C.I. ricorre ora per cassazione, sulla base di quattro motivi, illustrati da memoria, cui resiste con controricorso l’Agenzia.
Diritto
RAGIONI DELLA DECISIONE
1.1 – Con il primo motivo, si denuncia violazione e falsa applicazione del D.Lgs. n. 546 del 1992, art. 14, nonchè dell’art. 102 c.p.c., in relazione all’art. 360 c.p.c., comma 1, n. 4. Il ricorrente lamenta la nullità della sentenza per essere stata pronunciata senza che la C.T.R. integrasse il contraddittorio nei confrcnti dell’agente della riscossione, rimasto contumace in primo grado, ma non evocato nel giudizio d’appello dall’Agenzia, benchè parte necessaria.

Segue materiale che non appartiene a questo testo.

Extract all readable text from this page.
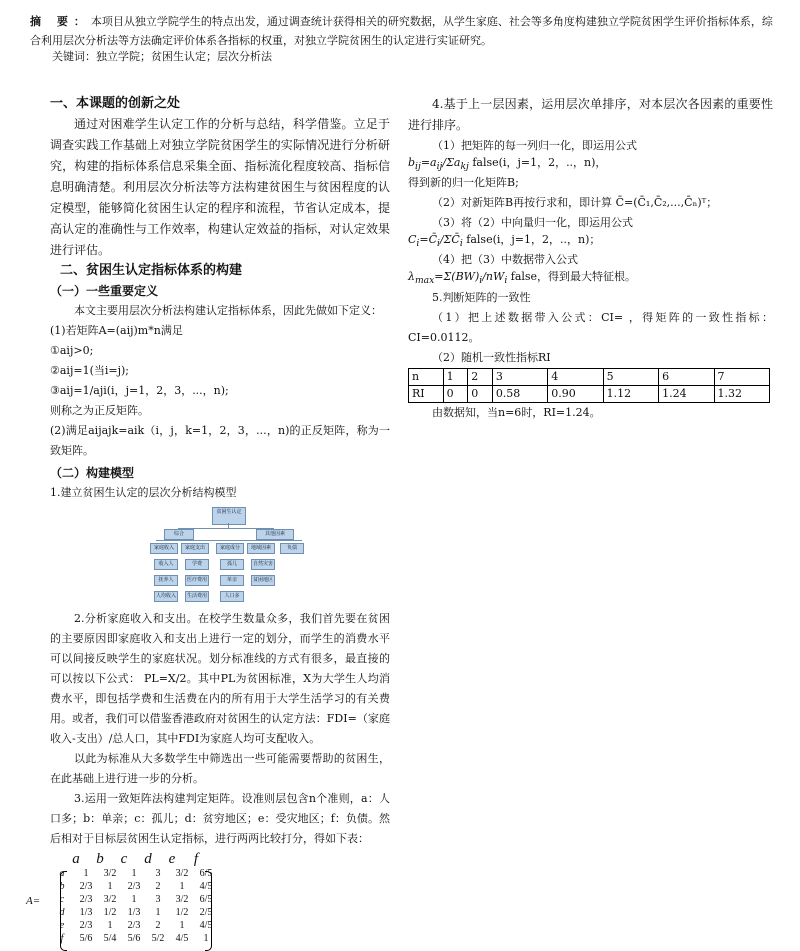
摘 要：本项目从独立学院学生的特点出发，通过调查统计获得相关的研究数据，从学生家庭、社会等多角度构建独立学院贫困学生评价指标体系，综合利用层次分析法等方法确定评价体系各指标的权重，对独立学院贫困生的认定进行实证研究。
关键词：独立学院；贫困生认定；层次分析法
一、本课题的创新之处

通过对困难学生认定工作的分析与总结，科学借鉴。立足于调查实践工作基础上对独立学院贫困学生的实际情况进行分析研究，构建的指标体系信息采集全面、指标流化程度较高、指标信息明确清楚。利用层次分析法等方法构建贫困生与贫困程度的认定模型，能够简化贫困生认定的程序和流程，节省认定成本，提高认定的准确性与工作效率，构建认定效益的指标，对认定效果进行评估。

二、贫困生认定指标体系的构建
（一）一些重要定义

本文主要用层次分析法构建认定指标体系，因此先做如下定义：

(1)若矩阵A=(aij)m*n满足

①aij>0;

②aij=1(当i=j);

③aij=1/aji(i，j=1，2，3，...，n);

则称之为正反矩阵。

(2)满足aijajk=aik（i，j，k=1，2，3，...，n)的正反矩阵，称为一致矩阵。

（二）构建模型

1.建立贫困生认定的层次分析结构模型

贫困生认定
综合	其他因素
家庭收入	家庭支出	家庭成分	地域因素	负债
收入人	学费	孤儿	自然灾害
抚养人	医疗费用	单亲	贫困地区
人均收入	生活费用	人口多

2.分析家庭收入和支出。在校学生数量众多，我们首先要在贫困的主要原因即家庭收入和支出上进行一定的划分，而学生的消费水平可以间接反映学生的家庭状况。划分标准线的方式有很多，最直接的可以按以下公式： PL=X/2。其中PL为贫困标准，X为大学生人均消费水平，即包括学费和生活费在内的所有用于大学生活学习的有关费用。或者，我们可以借鉴香港政府对贫困生的认定方法：FDI=（家庭收入-支出）/总人口，其中FDI为家庭人均可支配收入。

以此为标准从大多数学生中筛选出一些可能需要帮助的贫困生，在此基础上进行进一步的分析。

3.运用一致矩阵法构建判定矩阵。设准则层包含n个准则，a：人口多；b：单亲；c：孤儿；d：贫穷地区；e：受灾地区；f：负债。然后相对于目标层贫困生认定指标，进行两两比较打分，得如下表：

a b c d e f
A=
a 1 3/2 1 3 3/2 6/5
b 2/3 1 2/3 2 1 4/5
c 2/3 3/2 1 3 3/2 6/5
d 1/3 1/2 1/3 1 1/2 2/5
e 2/3 1 2/3 2 1 4/5
f 5/6 5/4 5/6 5/2 4/5 1

4.基于上一层因素，运用层次单排序，对本层次各因素的重要性进行排序。

（1）把矩阵的每一列归一化，即运用公式

$b_{ij}=a_{ij}/\Sigma a_{kj}$ false(i，j=1，2，..，n)，

得到新的归一化矩阵B;

（2）对新矩阵B再按行求和，即计算 C̄=(C̄₁,C̄₂,...,C̄ₙ)ᵀ；

（3）将（2）中向量归一化，即运用公式

$C_i=C̄_i/\Sigma C̄_i$ false(i，j=1，2，..，n)；

（4）把（3）中数据带入公式

$\lambda_{max}=\Sigma(BW)_i/nW_i$ false，得到最大特征根。

5.判断矩阵的一致性

（1）把上述数据带入公式：CI= ，得矩阵的一致性指标：CI=0.0112。

（2）随机一致性指标RI

n	1	2	3	4	5	6	7
RI	0	0	0.58	0.90	1.12	1.24	1.32

由数据知，当n=6时，RI=1.24。
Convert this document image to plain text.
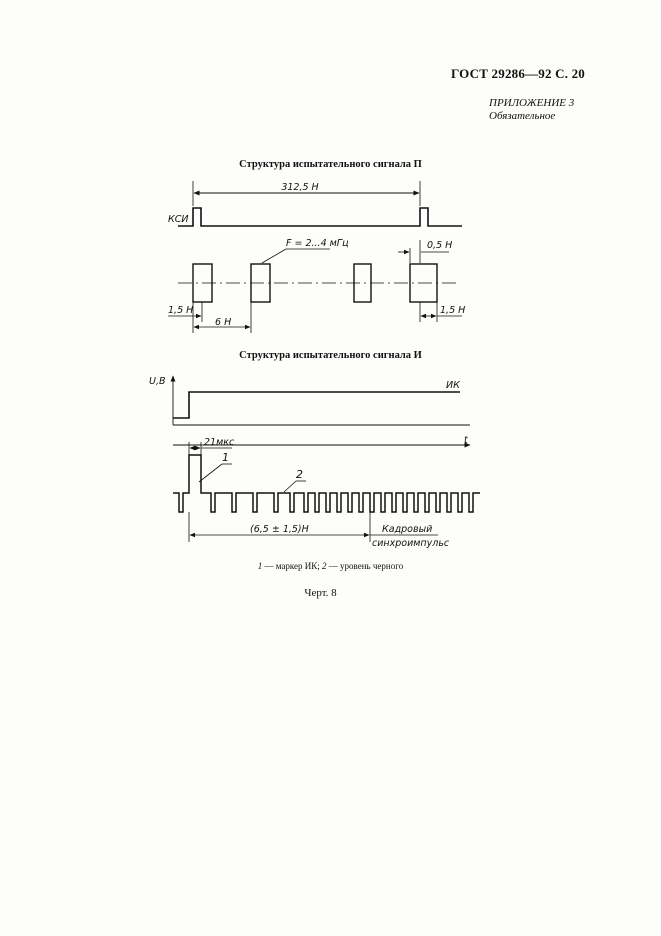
ГОСТ 29286—92 С. 20
ПРИЛОЖЕНИЕ 3
Обязательное
Структура испытательного сигнала П
Структура испытательного сигнала И
312,5 Н
КСИ
F = 2...4 мГц	0,5 Н
1,5 Н
6 Н
1,5 Н
U,B	ИК
t
21мкс
1
2
(6,5 ± 1,5)Н	Кадровый
синхроимпульс
1 — маркер ИК; 2 — уровень черного
Черт. 8
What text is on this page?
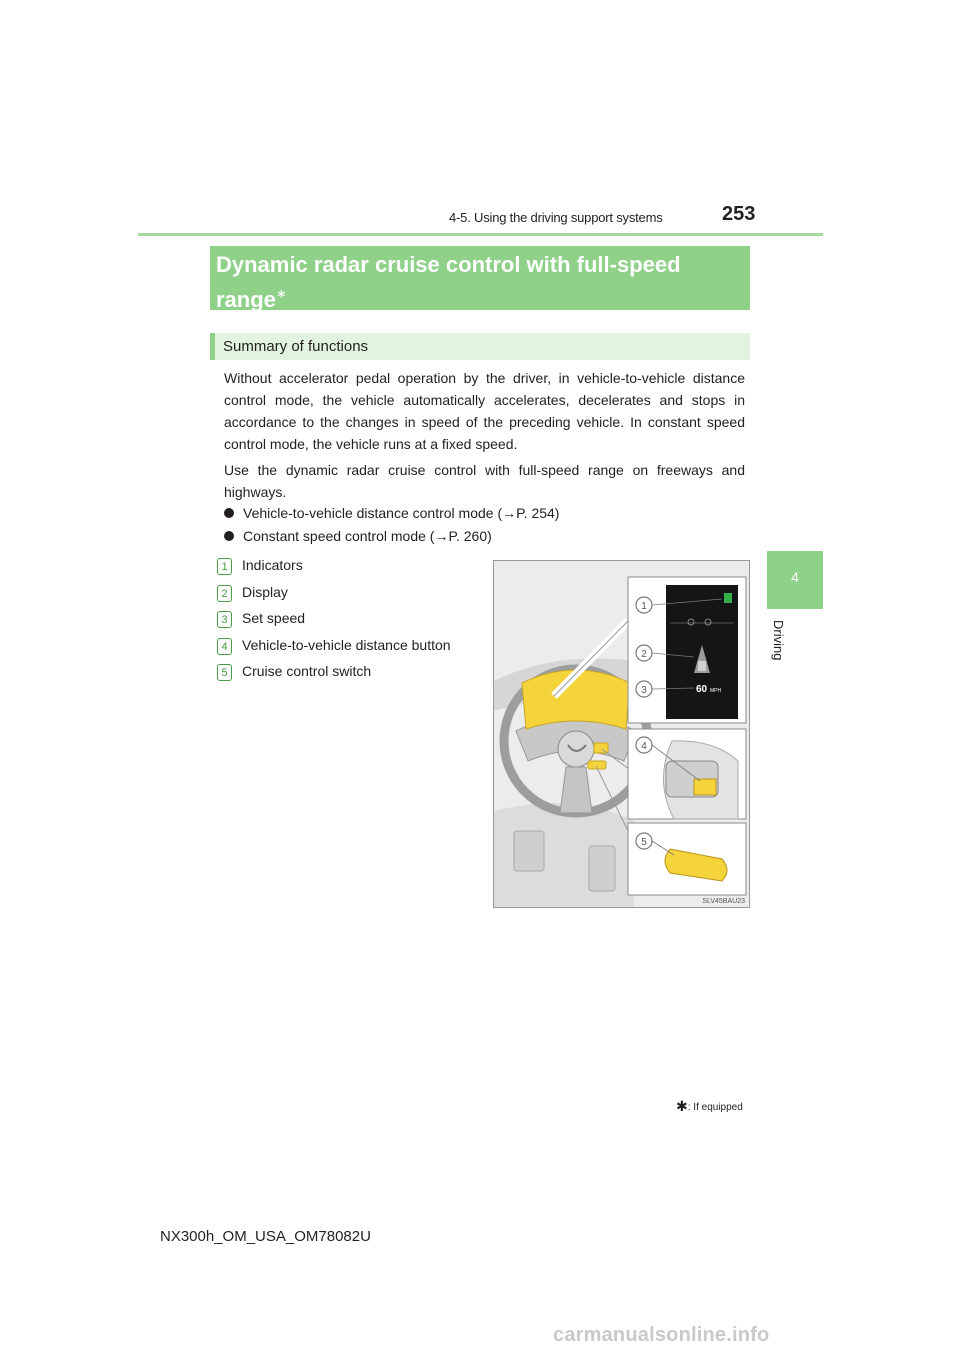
4-5. Using the driving support systems	253
4
Driving
Dynamic radar cruise control with full-speed range∗
Summary of functions
Without accelerator pedal operation by the driver, in vehicle-to-vehicle distance control mode, the vehicle automatically accelerates, decelerates and stops in accordance to the changes in speed of the preceding vehicle. In constant speed control mode, the vehicle runs at a fixed speed.
Use the dynamic radar cruise control with full-speed range on freeways and highways.
Vehicle-to-vehicle distance control mode (→P. 254)
Constant speed control mode (→P. 260)
1	Indicators
2	Display
3	Set speed
4	Vehicle-to-vehicle distance button
5	Cruise control switch
1
2
3	60 MPH
4
5
SLV45BAU23
✱: If equipped
NX300h_OM_USA_OM78082U
carmanualsonline.info
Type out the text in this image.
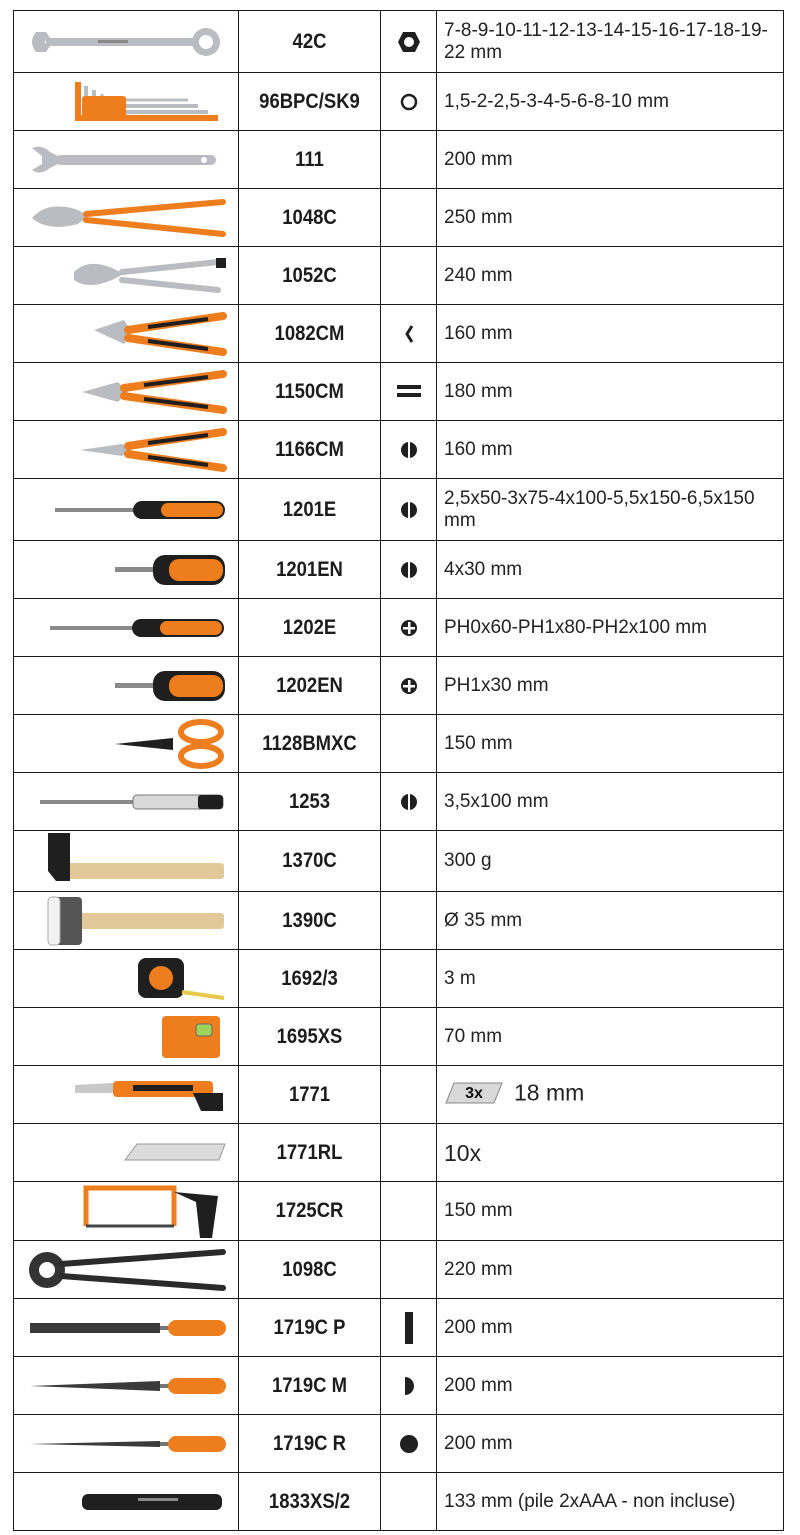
42C		7-8-9-10-11-12-13-14-15-16-17-18-19-22 mm

96BPC/SK9		1,5-2-2,5-3-4-5-6-8-10 mm

111		200 mm

1048C		250 mm

1052C		240 mm

1082CM		160 mm

1150CM		180 mm

1166CM		160 mm

1201E		2,5x50-3x75-4x100-5,5x150-6,5x150 mm

1201EN		4x30 mm

1202E		PH0x60-PH1x80-PH2x100 mm

1202EN		PH1x30 mm

1128BMXC		150 mm

1253		3,5x100 mm

1370C		300 g

1390C		Ø 35 mm

1692/3		3 m

1695XS		70 mm

1771		3x 18 mm

1771RL		10x

1725CR		150 mm

1098C		220 mm

1719C P		200 mm

1719C M		200 mm

1719C R		200 mm

1833XS/2		133 mm (pile 2xAAA - non incluse)
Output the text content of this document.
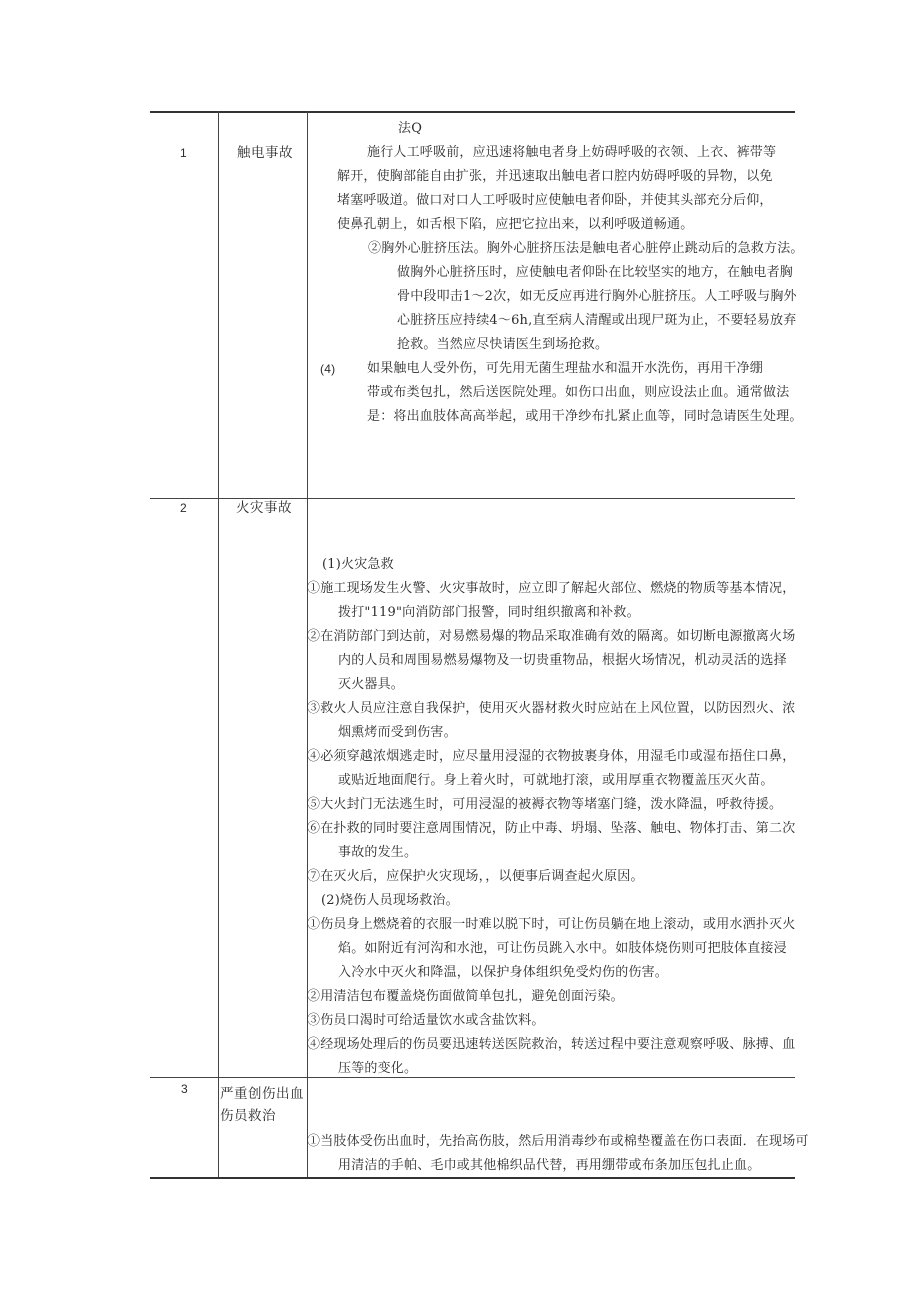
1	触电事故
法Q
施行人工呼吸前，应迅速将触电者身上妨碍呼吸的衣领、上衣、裤带等
解开，使胸部能自由扩张，并迅速取出触电者口腔内妨碍呼吸的异物，以免
堵塞呼吸道。做口对口人工呼吸时应使触电者仰卧，并使其头部充分后仰，
使鼻孔朝上，如舌根下陷，应把它拉出来，以利呼吸道畅通。
②胸外心脏挤压法。胸外心脏挤压法是触电者心脏停止跳动后的急救方法。
做胸外心脏挤压时，应使触电者仰卧在比较坚实的地方，在触电者胸
骨中段叩击1～2次，如无反应再进行胸外心脏挤压。人工呼吸与胸外
心脏挤压应持续4～6h,直至病人清醒或出现尸斑为止，不要轻易放弃
抢救。当然应尽快请医生到场抢救。
(4) 如果触电人受外伤，可先用无菌生理盐水和温开水洗伤，再用干净绷
带或布类包扎，然后送医院处理。如伤口出血，则应设法止血。通常做法
是：将出血肢体高高举起，或用干净纱布扎紧止血等，同时急请医生处理。
2	火灾事故
(1)火灾急救
①施工现场发生火警、火灾事故时，应立即了解起火部位、燃烧的物质等基本情况，
拨打"119"向消防部门报警，同时组织撤离和补救。
②在消防部门到达前，对易燃易爆的物品采取准确有效的隔离。如切断电源撤离火场
内的人员和周围易燃易爆物及一切贵重物品，根据火场情况，机动灵活的选择
灭火器具。
③救火人员应注意自我保护，使用灭火器材救火时应站在上风位置，以防因烈火、浓
烟熏烤而受到伤害。
④必须穿越浓烟逃走时，应尽量用浸湿的衣物披裹身体，用湿毛巾或湿布捂住口鼻，
或贴近地面爬行。身上着火时，可就地打滚，或用厚重衣物覆盖压灭火苗。
⑤大火封门无法逃生时，可用浸湿的被褥衣物等堵塞门缝，泼水降温，呼救待援。
⑥在扑救的同时要注意周围情况，防止中毒、坍塌、坠落、触电、物体打击、第二次
事故的发生。
⑦在灭火后，应保护火灾现场，，以便事后调查起火原因。
(2)烧伤人员现场救治。
①伤员身上燃烧着的衣服一时难以脱下时，可让伤员躺在地上滚动，或用水洒扑灭火
焰。如附近有河沟和水池，可让伤员跳入水中。如肢体烧伤则可把肢体直接浸
入冷水中灭火和降温，以保护身体组织免受灼伤的伤害。
②用清洁包布覆盖烧伤面做简单包扎，避免创面污染。
③伤员口渴时可给适量饮水或含盐饮料。
④经现场处理后的伤员要迅速转送医院救治，转送过程中要注意观察呼吸、脉搏、血
压等的变化。
3 严重创伤出血
伤员救治
①当肢体受伤出血时，先抬高伤肢，然后用消毒纱布或棉垫覆盖在伤口表面．在现场可
用清洁的手帕、毛巾或其他棉织品代替，再用绷带或布条加压包扎止血。
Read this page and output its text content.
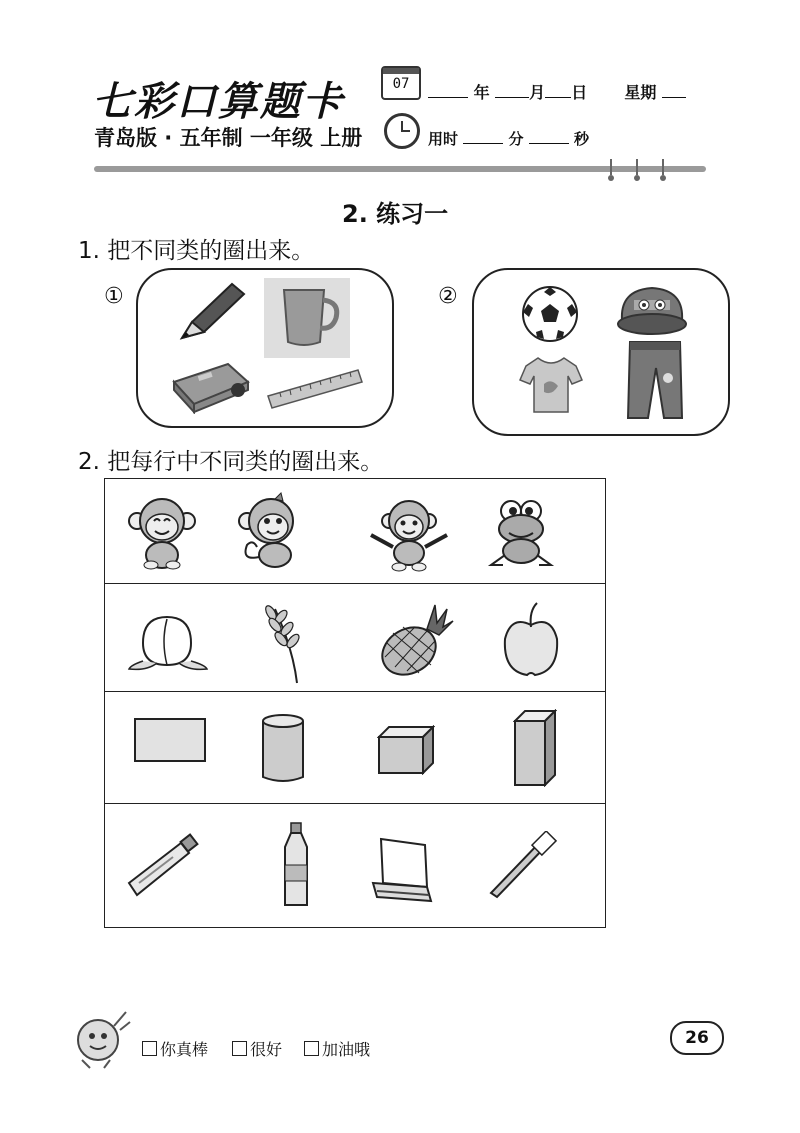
七彩口算题卡	07	年 月 日 星期
青岛版 · 五年制 一年级 上册	用时	分	秒
2. 练习一
1. 把不同类的圈出来。
①	②
2. 把每行中不同类的圈出来。
你真棒	很好	加油哦
26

1.2 – Con il secondo motivo, si denuncia violazione e falsa applicazione del D.P.R. n. 600 del 1973, art. 36-bis, del D.P.R. n. 633 del 1972, art. 54-bis e della L. n. 212 del 2000, art. 6, in relazione all’art. 360 c.p.c., comma 1, n. 3. Si censura la decisione impugnata per aver ritenuto non necessaria la comunicazione dell’avviso bonario” di cui al St. Contr., art. 6, comma 5, anche in caso di controllo automatizzato, così impedendo ad esso ricorrente di eventualmente interloquire con l’Ufficio a fronte dei pagamenti parziali da lui eseguiti e degli errori nella dichiarazione dei redditi presentata.
1.3 – Col terzo motivo, si lamenta insufficiente motivazione, in relazione all’art. 360 c.p.c., comma 1, n. 3. Si censura la decisione impugnata per non aver adeguatamente motivato in ordine alla prova dell’invio dell'”avviso bonario” da parte dell’Agenzia.
1.4 – Col quarto motivo, infine, si denuncia la nullità della sentenza impugnata per ultrapetizione e per omessa motivazione sulla eccezione di difetto di legittimazione a contraddire da parte dell’Agenzia delle Entrate, in relazione all’art. 360 c.p.c., comma 1, nn. 4 e 5. Il ricorrente si duole del fatto che il giudice d’appello ha proceduto all’esame di questioni inerenti ai denunciati vizi formali della cartella, che però non potevano essere esaminate in assenza dell’unico soggetto legittimato a contraddire, appunto l’agente della riscossione.
2.1 – Il primo motivo e il quarto motivo, da esaminarsi congiuntamente stante l’evidente connessione, sono fondati.
Risulta infatti sia dal ricorso, che dalla sentenza impugnata, che il C. impugnò la cartella non solo per questioni sostanziali, ma anche per vizi propri, evocando in giudizio l’ente impositore e l’agente della riscossione. Accolto il ricorso dalla C.T.P., l’Agenzia delle Entrate, però, notificò l’appello soltanto al contribuente, e non anche all’agente della riscossione, litisconsorte necessario (processuale), ma ciò in violazione del disposto del D.Lgs. n. 546 del 1992, art. 53,comma 2, (norma la cui violazione, nella sostanza, è pure denunciata).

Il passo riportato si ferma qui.